Quando NON hai bisogno di comprare una eSIM
Conviene essere onesti su questo. Se il tuo passaggio a Sydney è una scala di poche ore senza uscire dall'aeroporto, il Wi-Fi gratuito di Kingsford Smith può bastarti perfettamente; non serve spendere per dati che non sfrutterai. E se vai a un congresso o riunione di lavoro di un paio di giorni, chiuso in un hotel del centro con Wi-Fi aziendale decente e senza piani di muoverti per la città, non è nemmeno indispensabile. Il roaming in Australia schizza di prezzo appena esci dall'Unione Europea, quindi se starai connesso quasi sempre tramite Wi-Fi, valuta se ne hai davvero bisogno prima di acquistare. Tuttavia, appena pensi di uscire a esplorare la città, prendere i mezzi pubblici, muoverti da solo o fare qualche escursione fuori dall'hotel, lì sì che conviene: la differenza tra pagare il roaming al megabyte e avere una eSIM con dati sufficienti è notevole.
Domande frequenti
Ho bisogno di una eSIM specifica per Sydney?
Non esiste come tale. Si acquista una eSIM per l'Australia, che copre Sydney e tutto il paese con lo stesso profilo. È la soluzione più pratica, perché quasi nessuno viaggia solo a Sydney: con la stessa scheda hai dati nelle Blue Mountains, a Melbourne o sulla Grande Barriera Corallina senza installare nulla di nuovo.
Funziona appena atterrato all'aeroporto Kingsford Smith?
Sì, purché l'abbia installata prima con Wi-Fi e la lasci attivata. Appena sceso dall'aereo, devi solo disattivare la modalità aereo: il telefono aggancia la rete australiana e hai già dati per l'Airport Link, il taxi o per avvisare a casa.
Posso installare la eSIM durante lo scalo del volo?
È meglio non dipendere da quello. Hai bisogno di Wi-Fi stabile per scaricare il profilo e durante uno scalo breve non sempre lo avrai con calma. Installala a casa prima di partire e attivala solo all'arrivo a Sydney.
Quanti GB mi servono per due settimane in Australia?

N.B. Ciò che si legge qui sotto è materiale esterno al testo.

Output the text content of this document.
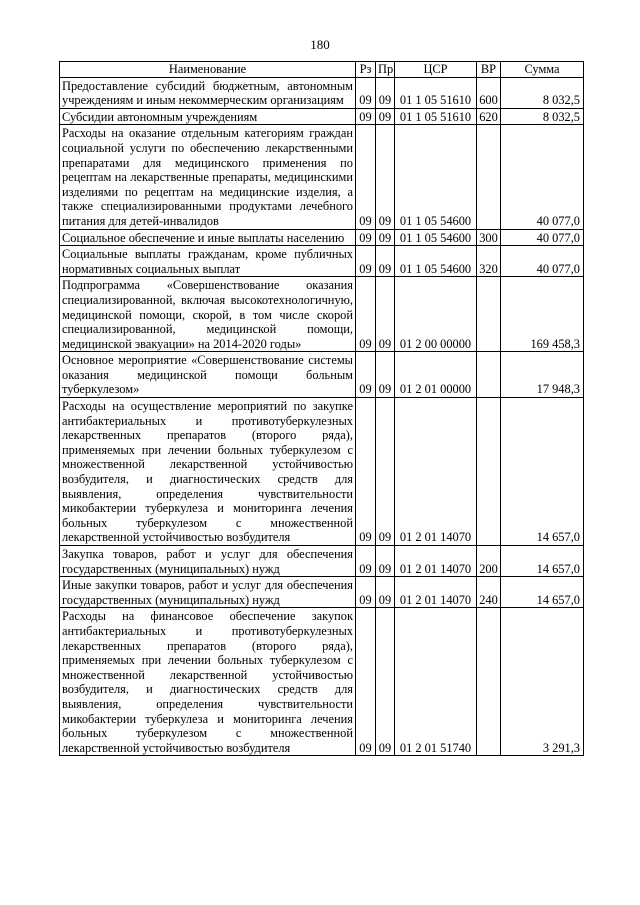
180
Наименование	Рз	Пр	ЦСР	ВР	Сумма
Предоставление субсидий бюджетным, автономным учреждениям и иным некоммерческим организациям	09	09	01 1 05 51610	600	8 032,5
Субсидии автономным учреждениям	09	09	01 1 05 51610	620	8 032,5
Расходы на оказание отдельным категориям граждан социальной услуги по обеспечению лекарственными препаратами для медицинского применения по рецептам на лекарственные препараты, медицинскими изделиями по рецептам на медицинские изделия, а также специализированными продуктами лечебного питания для детей-инвалидов	09	09	01 1 05 54600		40 077,0
Социальное обеспечение и иные выплаты населению	09	09	01 1 05 54600	300	40 077,0
Социальные выплаты гражданам, кроме публичных нормативных социальных выплат	09	09	01 1 05 54600	320	40 077,0
Подпрограмма «Совершенствование оказания специализированной, включая высокотехнологичную, медицинской помощи, скорой, в том числе скорой специализированной, медицинской помощи, медицинской эвакуации» на 2014-2020 годы»	09	09	01 2 00 00000		169 458,3
Основное мероприятие «Совершенствование системы оказания медицинской помощи больным туберкулезом»	09	09	01 2 01 00000		17 948,3
Расходы на осуществление мероприятий по закупке антибактериальных и противотуберкулезных лекарственных препаратов (второго ряда), применяемых при лечении больных туберкулезом с множественной лекарственной устойчивостью возбудителя, и диагностических средств для выявления, определения чувствительности микобактерии туберкулеза и мониторинга лечения больных туберкулезом с множественной лекарственной устойчивостью возбудителя	09	09	01 2 01 14070		14 657,0
Закупка товаров, работ и услуг для обеспечения государственных (муниципальных) нужд	09	09	01 2 01 14070	200	14 657,0
Иные закупки товаров, работ и услуг для обеспечения государственных (муниципальных) нужд	09	09	01 2 01 14070	240	14 657,0
Расходы на финансовое обеспечение закупок антибактериальных и противотуберкулезных лекарственных препаратов (второго ряда), применяемых при лечении больных туберкулезом с множественной лекарственной устойчивостью возбудителя, и диагностических средств для выявления, определения чувствительности микобактерии туберкулеза и мониторинга лечения больных туберкулезом с множественной лекарственной устойчивостью возбудителя	09	09	01 2 01 51740		3 291,3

Per due settimane combinando Sydney e la costa est, tra 10 e 15 GB di solito è sufficiente per la maggior parte dei profili di utilizzo. Se fai videochiamate quotidiane in Italia o consumi molto streaming, aumenta il piano. Puoi sempre ricaricare la stessa eSIM senza comprarne un'altra.
La eSIM per l'Australia funziona anche in Nuova Zelanda?
Solo se il piano lo indica espressamente; molte eSIM per l'Australia sono solo per quel paese. Se il tuo itinerario passa per la Nuova Zelanda, controlla una eSIM combinata per entrambe le destinazioni o acquistane una seconda all'arrivo.
Il mio numero italiano viene disconnesso se uso una eSIM a Sydney?
No, se il tuo telefono supporta la doppia SIM. La linea italiana rimane attiva (per SMS e chiamate, secondo il tuo piano) mentre la eSIM australiana gestisce i dati. Così non perdi i codici di verifica di banche o app che arrivano via SMS.
Cosa succede se finisco i GB a metà viaggio?
Si ricarica la stessa eSIM dall'app o dal pannello del fornitore, senza dover installare un nuovo profilo né cambiare numero. È lo stesso processo sia che tu sia a Sydney sia che tu sia già in un'altra città australiana.
Conclusione
Sydney è la porta d'ingresso per l'Australia, e una eSIM locale ti evita di arrivare scollegato dopo il volo più lungo della tua vita. Installala con calma a casa, attivala all'atterraggio al Kingsford Smith e dimentica il roaming carissimo per il resto del viaggio. Se il tuo itinerario prosegue verso Melbourne, le Blue Mountains o magari la Nuova Zelanda, la stessa eSIM per l'Australia ti accompagna senza ulteriori seccature. Prima di acquistare, è bene avere chiaro qual è la differenza tra eSIM e roaming e, se è la prima volta che usi questa tecnologia, cos'è esattamente una eSIM virtuale: due letture rapide che evitano sorprese il giorno dell'installazione.